Высшая легкость созидания. Следующие сто лет русско-израильской литературы - Роман Кацман
В обоих случаях спасение является как deus ex machina и никак не зависит от праведности или греховности поступков героев. Духовная работа раввина кажется легкой и не требующей никакого напряжения, хотя читатель и должен предполагать, что ему стоило немалого труда приобрести те знания и умения, которые позволяют ему так влиять на реальность. Этот труд, однако, никак не представлен в рассказах, и, более того, во втором из них раввин действует не действуя, тем самым дополняя концепцию практической магии концепцией «простой» молитвы и веры, которая может, по-видимому, явиться в сердцах провинившихся из какого-то неведомого источника и без видимых усилий. В первом рассказе Залман, как кажется, раскаивается в своей гордыне и в стремлении к запретному знанию. Во втором рассказе Мендель проникается если не верой, то, по крайней мере, уверенностью в авторитете раввина, что, возможно, видится как одно и то же, а Залман, напротив, сомневается до последней минуты, ничего кроме страха и надежды нет в его сердце во время суда, и все же козни врагов оказываются расстроены [Шехтер 20186]. Спасение не оправдано ни праведностью героев, ни требованиями нравственности и справедливости; чудесный прием этически и юридически оправдан лишь тем, что на скамье подсудимых рядом с действительно провинившимся Менделем оказался невиновный Залман, а в соответствии со знаменитой максимой Маймонида «лучше оправдать тысячу грешников, чем убить одного невиновного» (раздел «Заповеди “не делай”», заповедь 290) [Rambam 1971]. Раввин отказывается признать, что это он послал ангела-спасителя, и все покрывает его формула, что «с Небес спускается только добро» [Шехтер 2017а: 119], а также каббалистическая и хасидская концепция, что «нет места, где не было бы Его» и что искры божественного света могут и должны быть найдены во тьме греховного существования. Ни спасение, ни этический принцип вознаграждения за праведность и наказания за грехи не предсказуемы и не гарантированы ничем, а могут быть только предметом веры.
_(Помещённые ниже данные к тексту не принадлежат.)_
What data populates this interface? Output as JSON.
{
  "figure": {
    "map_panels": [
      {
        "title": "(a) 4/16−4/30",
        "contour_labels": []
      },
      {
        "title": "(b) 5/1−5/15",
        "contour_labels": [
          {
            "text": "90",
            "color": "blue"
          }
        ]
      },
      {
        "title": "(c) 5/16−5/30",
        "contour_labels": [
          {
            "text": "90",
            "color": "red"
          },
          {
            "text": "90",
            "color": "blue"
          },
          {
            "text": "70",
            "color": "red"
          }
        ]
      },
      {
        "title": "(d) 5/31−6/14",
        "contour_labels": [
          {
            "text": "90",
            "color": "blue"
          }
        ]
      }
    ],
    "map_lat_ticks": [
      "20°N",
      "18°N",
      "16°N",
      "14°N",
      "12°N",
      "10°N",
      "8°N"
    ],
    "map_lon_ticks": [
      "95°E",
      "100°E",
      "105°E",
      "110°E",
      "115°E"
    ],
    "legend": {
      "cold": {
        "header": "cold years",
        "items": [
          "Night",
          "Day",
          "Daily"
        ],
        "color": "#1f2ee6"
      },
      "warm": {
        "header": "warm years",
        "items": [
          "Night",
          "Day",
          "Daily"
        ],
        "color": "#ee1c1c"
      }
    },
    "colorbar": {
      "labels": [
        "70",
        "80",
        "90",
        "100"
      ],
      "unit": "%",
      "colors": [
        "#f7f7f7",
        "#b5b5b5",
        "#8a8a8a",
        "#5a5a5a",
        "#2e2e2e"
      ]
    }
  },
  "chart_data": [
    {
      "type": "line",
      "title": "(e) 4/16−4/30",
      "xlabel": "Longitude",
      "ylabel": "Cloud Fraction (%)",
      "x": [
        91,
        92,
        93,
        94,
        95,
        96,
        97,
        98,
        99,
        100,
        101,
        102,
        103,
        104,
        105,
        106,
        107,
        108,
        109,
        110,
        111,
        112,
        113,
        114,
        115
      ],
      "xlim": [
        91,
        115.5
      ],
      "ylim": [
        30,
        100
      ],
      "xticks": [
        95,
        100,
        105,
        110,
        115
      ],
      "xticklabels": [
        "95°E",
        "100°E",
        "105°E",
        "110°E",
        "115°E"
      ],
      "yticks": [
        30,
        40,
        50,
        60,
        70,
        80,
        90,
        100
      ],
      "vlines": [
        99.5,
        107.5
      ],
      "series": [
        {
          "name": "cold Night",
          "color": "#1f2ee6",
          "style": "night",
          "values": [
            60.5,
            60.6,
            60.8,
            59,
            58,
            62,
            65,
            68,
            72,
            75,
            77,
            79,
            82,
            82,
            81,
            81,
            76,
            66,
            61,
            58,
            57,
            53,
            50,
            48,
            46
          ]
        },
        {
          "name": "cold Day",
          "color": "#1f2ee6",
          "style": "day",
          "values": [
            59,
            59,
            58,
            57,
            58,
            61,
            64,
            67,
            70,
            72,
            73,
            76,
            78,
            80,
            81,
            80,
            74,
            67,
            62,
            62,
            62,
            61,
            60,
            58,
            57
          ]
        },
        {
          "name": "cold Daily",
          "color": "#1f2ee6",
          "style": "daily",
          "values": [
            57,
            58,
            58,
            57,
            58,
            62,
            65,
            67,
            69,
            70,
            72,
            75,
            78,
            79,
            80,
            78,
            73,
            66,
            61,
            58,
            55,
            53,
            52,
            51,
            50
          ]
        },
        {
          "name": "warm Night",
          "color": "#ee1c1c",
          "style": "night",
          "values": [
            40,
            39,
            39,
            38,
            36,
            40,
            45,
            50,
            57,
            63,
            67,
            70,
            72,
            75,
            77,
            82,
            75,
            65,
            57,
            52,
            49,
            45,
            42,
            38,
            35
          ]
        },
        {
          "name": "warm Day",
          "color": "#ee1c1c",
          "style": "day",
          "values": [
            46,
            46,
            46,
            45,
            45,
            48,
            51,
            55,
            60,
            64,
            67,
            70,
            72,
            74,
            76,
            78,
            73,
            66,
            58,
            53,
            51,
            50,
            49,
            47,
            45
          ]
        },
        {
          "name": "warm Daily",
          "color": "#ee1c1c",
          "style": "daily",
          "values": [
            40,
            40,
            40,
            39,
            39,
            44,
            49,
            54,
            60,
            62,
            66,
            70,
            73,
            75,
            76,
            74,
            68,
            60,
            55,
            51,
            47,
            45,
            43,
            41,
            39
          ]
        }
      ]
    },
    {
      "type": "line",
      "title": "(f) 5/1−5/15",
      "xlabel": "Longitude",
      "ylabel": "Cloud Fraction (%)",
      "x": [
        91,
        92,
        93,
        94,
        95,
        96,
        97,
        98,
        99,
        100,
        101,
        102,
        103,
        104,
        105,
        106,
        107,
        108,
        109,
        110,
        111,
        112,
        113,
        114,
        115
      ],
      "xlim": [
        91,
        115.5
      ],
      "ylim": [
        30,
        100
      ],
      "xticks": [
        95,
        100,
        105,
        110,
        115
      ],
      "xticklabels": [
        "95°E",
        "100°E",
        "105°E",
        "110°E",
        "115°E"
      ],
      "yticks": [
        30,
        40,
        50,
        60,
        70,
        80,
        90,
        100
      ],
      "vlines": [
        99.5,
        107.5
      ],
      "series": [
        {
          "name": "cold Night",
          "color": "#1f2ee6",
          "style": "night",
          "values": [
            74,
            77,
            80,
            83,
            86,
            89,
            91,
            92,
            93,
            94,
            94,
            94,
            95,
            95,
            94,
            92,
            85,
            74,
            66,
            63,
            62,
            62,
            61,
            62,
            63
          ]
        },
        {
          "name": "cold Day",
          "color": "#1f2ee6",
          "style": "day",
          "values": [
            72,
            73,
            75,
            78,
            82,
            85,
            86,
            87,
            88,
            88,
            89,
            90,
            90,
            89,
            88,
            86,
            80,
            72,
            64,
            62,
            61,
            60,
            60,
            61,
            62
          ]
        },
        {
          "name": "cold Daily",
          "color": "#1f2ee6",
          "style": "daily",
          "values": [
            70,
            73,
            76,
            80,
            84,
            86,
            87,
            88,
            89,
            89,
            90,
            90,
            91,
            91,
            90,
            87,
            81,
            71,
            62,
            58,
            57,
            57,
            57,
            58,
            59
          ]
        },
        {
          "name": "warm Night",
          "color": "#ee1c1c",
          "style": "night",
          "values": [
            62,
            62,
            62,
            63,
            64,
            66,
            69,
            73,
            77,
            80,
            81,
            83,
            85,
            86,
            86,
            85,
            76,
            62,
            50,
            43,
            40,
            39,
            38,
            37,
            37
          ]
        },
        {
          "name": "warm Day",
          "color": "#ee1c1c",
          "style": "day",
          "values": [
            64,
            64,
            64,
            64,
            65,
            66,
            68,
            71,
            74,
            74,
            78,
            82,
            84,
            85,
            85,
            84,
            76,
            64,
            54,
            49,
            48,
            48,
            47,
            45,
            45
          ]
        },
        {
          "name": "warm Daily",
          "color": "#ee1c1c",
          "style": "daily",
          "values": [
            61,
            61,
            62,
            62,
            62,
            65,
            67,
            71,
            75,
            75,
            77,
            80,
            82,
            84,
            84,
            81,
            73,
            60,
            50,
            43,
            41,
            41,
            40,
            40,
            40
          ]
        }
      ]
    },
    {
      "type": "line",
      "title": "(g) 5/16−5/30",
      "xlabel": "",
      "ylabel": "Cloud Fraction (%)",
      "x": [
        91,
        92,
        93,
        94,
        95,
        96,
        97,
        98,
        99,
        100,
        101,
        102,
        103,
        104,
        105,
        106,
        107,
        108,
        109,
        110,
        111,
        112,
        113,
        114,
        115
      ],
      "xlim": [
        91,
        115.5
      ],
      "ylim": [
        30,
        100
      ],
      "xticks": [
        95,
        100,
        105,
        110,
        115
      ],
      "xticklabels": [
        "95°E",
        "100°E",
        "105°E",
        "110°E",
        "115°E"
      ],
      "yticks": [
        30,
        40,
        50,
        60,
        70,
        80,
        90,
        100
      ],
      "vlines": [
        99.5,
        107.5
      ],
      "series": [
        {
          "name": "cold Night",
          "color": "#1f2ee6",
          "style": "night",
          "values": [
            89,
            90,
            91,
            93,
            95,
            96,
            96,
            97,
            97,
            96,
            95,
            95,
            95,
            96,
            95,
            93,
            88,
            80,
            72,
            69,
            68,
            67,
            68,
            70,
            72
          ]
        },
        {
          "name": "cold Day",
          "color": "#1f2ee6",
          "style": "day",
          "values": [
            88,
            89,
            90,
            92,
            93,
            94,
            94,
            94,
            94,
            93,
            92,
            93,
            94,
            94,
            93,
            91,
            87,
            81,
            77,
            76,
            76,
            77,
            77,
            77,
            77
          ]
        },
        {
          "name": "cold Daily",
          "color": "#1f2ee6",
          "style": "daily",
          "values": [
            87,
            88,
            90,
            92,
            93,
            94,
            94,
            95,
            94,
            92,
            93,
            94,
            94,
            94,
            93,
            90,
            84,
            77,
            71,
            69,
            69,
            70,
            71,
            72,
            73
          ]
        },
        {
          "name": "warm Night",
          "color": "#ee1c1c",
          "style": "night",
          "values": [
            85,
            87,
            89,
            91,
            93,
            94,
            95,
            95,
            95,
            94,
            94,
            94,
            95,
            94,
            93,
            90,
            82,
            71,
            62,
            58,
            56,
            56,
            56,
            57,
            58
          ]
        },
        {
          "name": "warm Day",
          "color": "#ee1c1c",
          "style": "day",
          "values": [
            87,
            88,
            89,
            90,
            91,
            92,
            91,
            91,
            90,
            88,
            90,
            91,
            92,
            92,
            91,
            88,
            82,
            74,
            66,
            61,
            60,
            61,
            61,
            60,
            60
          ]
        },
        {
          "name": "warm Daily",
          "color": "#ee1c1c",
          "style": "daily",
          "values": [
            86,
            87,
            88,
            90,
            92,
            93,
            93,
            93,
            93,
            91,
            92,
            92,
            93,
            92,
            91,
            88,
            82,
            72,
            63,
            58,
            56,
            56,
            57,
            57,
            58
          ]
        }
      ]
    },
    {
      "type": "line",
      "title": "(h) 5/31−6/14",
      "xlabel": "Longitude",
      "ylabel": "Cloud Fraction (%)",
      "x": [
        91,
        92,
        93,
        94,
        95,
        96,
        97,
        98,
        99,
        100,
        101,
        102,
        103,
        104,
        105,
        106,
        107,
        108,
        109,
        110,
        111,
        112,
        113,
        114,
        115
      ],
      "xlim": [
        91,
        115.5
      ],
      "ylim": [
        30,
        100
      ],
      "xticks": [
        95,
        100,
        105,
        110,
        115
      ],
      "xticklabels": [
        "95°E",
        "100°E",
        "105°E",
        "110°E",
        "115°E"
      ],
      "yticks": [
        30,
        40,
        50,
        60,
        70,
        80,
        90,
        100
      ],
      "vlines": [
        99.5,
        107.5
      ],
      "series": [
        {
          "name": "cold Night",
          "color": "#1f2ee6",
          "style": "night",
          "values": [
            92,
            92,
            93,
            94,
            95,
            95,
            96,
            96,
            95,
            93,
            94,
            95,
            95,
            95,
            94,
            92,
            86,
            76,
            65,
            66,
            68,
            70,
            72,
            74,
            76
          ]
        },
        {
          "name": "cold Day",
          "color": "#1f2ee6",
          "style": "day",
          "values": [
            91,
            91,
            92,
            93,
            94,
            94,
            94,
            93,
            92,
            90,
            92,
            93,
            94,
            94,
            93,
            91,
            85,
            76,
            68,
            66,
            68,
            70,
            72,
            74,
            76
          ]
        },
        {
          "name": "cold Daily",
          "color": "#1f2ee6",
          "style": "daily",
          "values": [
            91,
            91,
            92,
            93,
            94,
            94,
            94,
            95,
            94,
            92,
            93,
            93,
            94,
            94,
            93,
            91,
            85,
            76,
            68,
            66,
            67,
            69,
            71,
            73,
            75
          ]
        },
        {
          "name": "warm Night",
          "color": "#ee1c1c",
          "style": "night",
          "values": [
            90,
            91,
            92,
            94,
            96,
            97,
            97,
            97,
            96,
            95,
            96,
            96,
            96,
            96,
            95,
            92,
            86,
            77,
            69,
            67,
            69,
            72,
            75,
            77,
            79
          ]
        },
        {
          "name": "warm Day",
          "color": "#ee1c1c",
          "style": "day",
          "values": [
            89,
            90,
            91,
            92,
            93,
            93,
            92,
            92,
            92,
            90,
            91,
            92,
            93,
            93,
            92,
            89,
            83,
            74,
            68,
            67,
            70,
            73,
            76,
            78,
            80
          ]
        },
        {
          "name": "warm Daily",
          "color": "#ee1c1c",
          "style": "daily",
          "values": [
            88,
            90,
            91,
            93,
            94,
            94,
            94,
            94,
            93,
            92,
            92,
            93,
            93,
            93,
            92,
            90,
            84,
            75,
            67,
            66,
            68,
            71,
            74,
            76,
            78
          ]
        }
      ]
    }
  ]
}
В молодости Залман отказывается работать, принимая концепцию сокрытости божественного провидения за слепую недеятельную веру:
Весь мир принадлежит Богу, и Он держит его в крепкой руке. Бог посылает и достаток, и удачу, и здоровье, и саму жизнь. Зачем же я буду делать вид, будто стараюсь что-то заработать собственными силами? Это просто неуважение к Владыке мира! Я словно показываю, раз Ты мне Сам не даешь, так и без Тебя, заработаю. Не-е-ет, други мои, лишь на Него я полагаюсь, только Ему верю и на Его милосердие уповаю [Шехтер 2017а: 121].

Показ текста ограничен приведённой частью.